Today the Parliament will discuss a proposal to make several changes to the 2018 budget, which includes lowering the budget reserved for the creation and functioning of the new justice institutions, such as the High Prosecutorial Council (KLP) and High Judicial Council (KLGj).
According to the proposal, tabled by the Council of Ministers, the allocated budget for the new justice institutions will be lowered from 1 billion lekë (€7.9 million) to 800 million lekë (€6.3 million), a reduction of 20%. The effect of this budget cut, or the reasoning behind it, appears to be lacking from the documentation of the government’s proposal.
It is not the first time that the Rama government uses the state budget to undermine the success of the justice reform, or at least slow down its progress. In September 2017, the Socialist majority approved slashing 40% of the vetting employees, even before the vetting had started.
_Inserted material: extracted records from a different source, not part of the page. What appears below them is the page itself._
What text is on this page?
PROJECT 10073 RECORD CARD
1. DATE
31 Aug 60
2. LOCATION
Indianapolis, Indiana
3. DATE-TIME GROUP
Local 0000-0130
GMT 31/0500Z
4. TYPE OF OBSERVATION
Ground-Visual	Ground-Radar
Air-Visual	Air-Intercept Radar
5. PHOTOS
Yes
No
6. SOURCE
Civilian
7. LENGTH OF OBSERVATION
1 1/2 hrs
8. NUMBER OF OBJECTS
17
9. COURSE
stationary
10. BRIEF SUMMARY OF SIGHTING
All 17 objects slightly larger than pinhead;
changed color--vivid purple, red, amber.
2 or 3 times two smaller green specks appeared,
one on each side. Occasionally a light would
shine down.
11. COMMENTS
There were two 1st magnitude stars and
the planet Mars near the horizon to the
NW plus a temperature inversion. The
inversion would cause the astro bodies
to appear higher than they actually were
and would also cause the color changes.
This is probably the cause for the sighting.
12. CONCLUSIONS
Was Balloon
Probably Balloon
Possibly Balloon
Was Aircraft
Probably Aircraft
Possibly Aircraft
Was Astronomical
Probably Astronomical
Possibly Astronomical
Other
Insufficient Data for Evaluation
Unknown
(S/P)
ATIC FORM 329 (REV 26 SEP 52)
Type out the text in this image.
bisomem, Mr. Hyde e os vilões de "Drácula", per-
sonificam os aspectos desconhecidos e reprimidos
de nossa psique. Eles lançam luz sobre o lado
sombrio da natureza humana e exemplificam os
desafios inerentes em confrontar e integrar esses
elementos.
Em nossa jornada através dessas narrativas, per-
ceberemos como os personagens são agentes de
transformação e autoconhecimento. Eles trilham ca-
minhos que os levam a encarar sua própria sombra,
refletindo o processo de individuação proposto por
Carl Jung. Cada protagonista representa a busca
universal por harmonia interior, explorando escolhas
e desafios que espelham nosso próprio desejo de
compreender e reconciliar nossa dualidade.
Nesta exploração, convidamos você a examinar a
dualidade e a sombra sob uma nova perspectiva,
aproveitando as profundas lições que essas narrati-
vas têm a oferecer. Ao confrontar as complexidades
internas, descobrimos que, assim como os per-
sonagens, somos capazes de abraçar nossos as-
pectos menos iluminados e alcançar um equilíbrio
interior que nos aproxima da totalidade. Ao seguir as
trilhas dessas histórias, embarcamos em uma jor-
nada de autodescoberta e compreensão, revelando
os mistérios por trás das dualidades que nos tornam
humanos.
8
As a result, the vetting procedure has experienced serious delays, which in turn has created a full-blown constitutional crisis.
However, a budget cut of of €1.6 million appears to be little compared to the eventual public cost of the “reformed” Albanian justice system. Starting in 2019, the costs of the salaries for judges and prosecutors are expected to double from 1.9 billion lekë per year (~€13.6 million) to eventually 4.5 billion lekë per year (~€35 million) at the end of the vetting. The entire cost of upholding the post-vetting judiciary system will be about 19 billion lekë (~€140 million), or 1.4% of the GDP. The EU average for the costs of the judicial system is exactly half, 0.7% of GDP.